Für die Serie von Kopfstudien, die Vincent im Winter 1884-1885 anfertigte, verwendete er höchstwahrscheinlich einen perspektivischen Rahmen. Einen solchen Rahmen verwendet er seit 1882, was es einfacher macht, die Komposition in den richtigen Proportionen auf den Bildträger zu übertragen. Wahrscheinlich ließ er einen neuen perspektivischen Rahmen von dem örtlichen Bauunternehmer und Schreiner Theodorus de Vries (1836-1890) anfertigen.
Im erhaltenen Kassenbuch von De Vries notiert die Familie Van Gogh am 8. März 1884: 'Rahmen mit Fenster gemacht 1,00' und '2 Bretter gemacht teeken 1,30', wobei 'Sohn' erwähnt wird. Drei Seiten mit Notizen für 'Dominie Van Gogh' geben einen Einblick in das, was De Vries für die Familie anfertigte, wobei auch 'Boy Lord' Vincent erwähnt wird.
Für das Haus Van Goghs reparierte der Schreiner Stühle und Kinderbetten, fertigte Krücken für die Mutter nach ihrem Beinbruch an und entfernte im Mai 1884 die Mangel aus dem Obergeschoss und stellte sie im Erdgeschoss auf - vermutlich nachdem Vincents Atelier den ehemaligen Mangelraum verlassen hatte.

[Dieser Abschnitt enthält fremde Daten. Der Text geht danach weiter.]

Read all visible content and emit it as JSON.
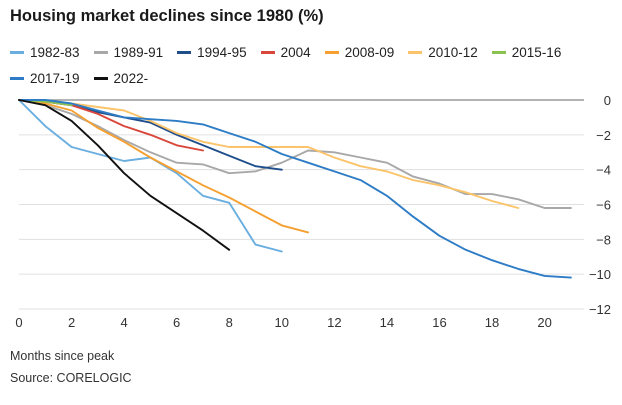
{
  "page": {
    "title": "Housing market declines since 1980 (%)",
    "xlabel": "Months since peak",
    "source": "Source: CORELOGIC"
  },
  "chart_data": {
    "type": "line",
    "title": "Housing market declines since 1980 (%)",
    "xlabel": "Months since peak",
    "ylabel": "",
    "xlim": [
      0,
      21.5
    ],
    "ylim": [
      -12,
      0
    ],
    "xticks": [
      0,
      2,
      4,
      6,
      8,
      10,
      12,
      14,
      16,
      18,
      20
    ],
    "yticks": [
      0,
      -2,
      -4,
      -6,
      -8,
      -10,
      -12
    ],
    "grid": "horizontal",
    "legend_position": "top",
    "series": [
      {
        "name": "1982-83",
        "color": "#6aaee0",
        "x": [
          0,
          1,
          2,
          3,
          4,
          5,
          6,
          7,
          8,
          9,
          10
        ],
        "y": [
          0,
          -1.5,
          -2.7,
          -3.1,
          -3.5,
          -3.3,
          -4.2,
          -5.5,
          -5.9,
          -8.3,
          -8.7
        ]
      },
      {
        "name": "1989-91",
        "color": "#a8a8a8",
        "x": [
          0,
          1,
          2,
          3,
          4,
          5,
          6,
          7,
          8,
          9,
          10,
          11,
          12,
          13,
          14,
          15,
          16,
          17,
          18,
          19,
          20,
          21
        ],
        "y": [
          0,
          -0.3,
          -0.8,
          -1.5,
          -2.3,
          -3.0,
          -3.6,
          -3.7,
          -4.2,
          -4.1,
          -3.6,
          -2.9,
          -3.0,
          -3.3,
          -3.6,
          -4.4,
          -4.8,
          -5.4,
          -5.4,
          -5.7,
          -6.2,
          -6.2
        ]
      },
      {
        "name": "1994-95",
        "color": "#1f4e8c",
        "x": [
          0,
          1,
          2,
          3,
          4,
          5,
          6,
          7,
          8,
          9,
          10
        ],
        "y": [
          0,
          -0.1,
          -0.3,
          -0.7,
          -1.0,
          -1.3,
          -2.0,
          -2.6,
          -3.2,
          -3.8,
          -4.0
        ]
      },
      {
        "name": "2004",
        "color": "#d9473b",
        "x": [
          0,
          1,
          2,
          3,
          4,
          5,
          6,
          7
        ],
        "y": [
          0,
          -0.1,
          -0.3,
          -0.8,
          -1.5,
          -2.0,
          -2.6,
          -2.9
        ]
      },
      {
        "name": "2008-09",
        "color": "#f5a031",
        "x": [
          0,
          1,
          2,
          3,
          4,
          5,
          6,
          7,
          8,
          9,
          10,
          11
        ],
        "y": [
          0,
          -0.2,
          -0.6,
          -1.6,
          -2.4,
          -3.3,
          -4.1,
          -4.9,
          -5.6,
          -6.4,
          -7.2,
          -7.6
        ]
      },
      {
        "name": "2010-12",
        "color": "#fbc46a",
        "x": [
          0,
          1,
          2,
          3,
          4,
          5,
          6,
          7,
          8,
          9,
          10,
          11,
          12,
          13,
          14,
          15,
          16,
          17,
          18,
          19
        ],
        "y": [
          0,
          -0.1,
          -0.2,
          -0.4,
          -0.6,
          -1.2,
          -1.9,
          -2.4,
          -2.7,
          -2.7,
          -2.7,
          -2.7,
          -3.3,
          -3.8,
          -4.1,
          -4.6,
          -4.9,
          -5.3,
          -5.8,
          -6.2
        ]
      },
      {
        "name": "2015-16",
        "color": "#8cc350",
        "x": [
          0,
          1,
          2
        ],
        "y": [
          0,
          -0.1,
          -0.3
        ]
      },
      {
        "name": "2017-19",
        "color": "#2d7cc5",
        "x": [
          0,
          1,
          2,
          3,
          4,
          5,
          6,
          7,
          8,
          9,
          10,
          11,
          12,
          13,
          14,
          15,
          16,
          17,
          18,
          19,
          20,
          21
        ],
        "y": [
          0,
          0,
          -0.2,
          -0.6,
          -1.0,
          -1.1,
          -1.2,
          -1.4,
          -1.9,
          -2.4,
          -3.1,
          -3.6,
          -4.1,
          -4.6,
          -5.5,
          -6.7,
          -7.8,
          -8.6,
          -9.2,
          -9.7,
          -10.1,
          -10.2
        ]
      },
      {
        "name": "2022-",
        "color": "#111111",
        "x": [
          0,
          1,
          2,
          3,
          4,
          5,
          6,
          7,
          8
        ],
        "y": [
          0,
          -0.3,
          -1.2,
          -2.6,
          -4.2,
          -5.5,
          -6.5,
          -7.5,
          -8.6
        ]
      }
    ]
  }
}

Für das Jahr 1883 sind keine Aufzeichnungen erhalten, aber es ist sehr wahrscheinlich, dass die Vorbereitung von Vincents Werkstatt im Mangelsaal des Pfarrhauses ebenfalls von De Vries durchgeführt wurde.
Vincent wird ihn regelmäßig besucht haben, und da er Gegenstände nach seinen Anweisungen anfertigen ließ, wird er zeitweise intensiven Kontakt gehabt haben. Theo de Vries wohnt an der heutigen Adresse Berg 34, ganz in der Nähe des Pfarrhauses. Vincents Schwester Lies schreibt daher in ihren Memoiren über den 'Nachbarschreiner'.
Das Wohnhaus und das dahinter liegende Atelier stammen aus dem Jahr 1872. In jenem Jahr kommen zwei benachbarte Grundstücke in den Besitz eines Schmieds und seiner Frau; sie reißen die Häuser ab und bauen ein neues Haus mit einer Werkstatt für den Schmied. Sie verkaufen das gesamte Anwesen 1876 an Theo de Vries. Unter der Adresse befindet sich wahrscheinlich auch ein Gasthaus; es ist nicht auszuschließen, dass Vincent Bierkrüge oder anderes Steingut für Stillleben ausleiht. Die beiden Brüder von de Vries sind ebenfalls Schreiner und wohnen in ihrem Elternhaus in der Heieind F535, dem heutigen Park 35.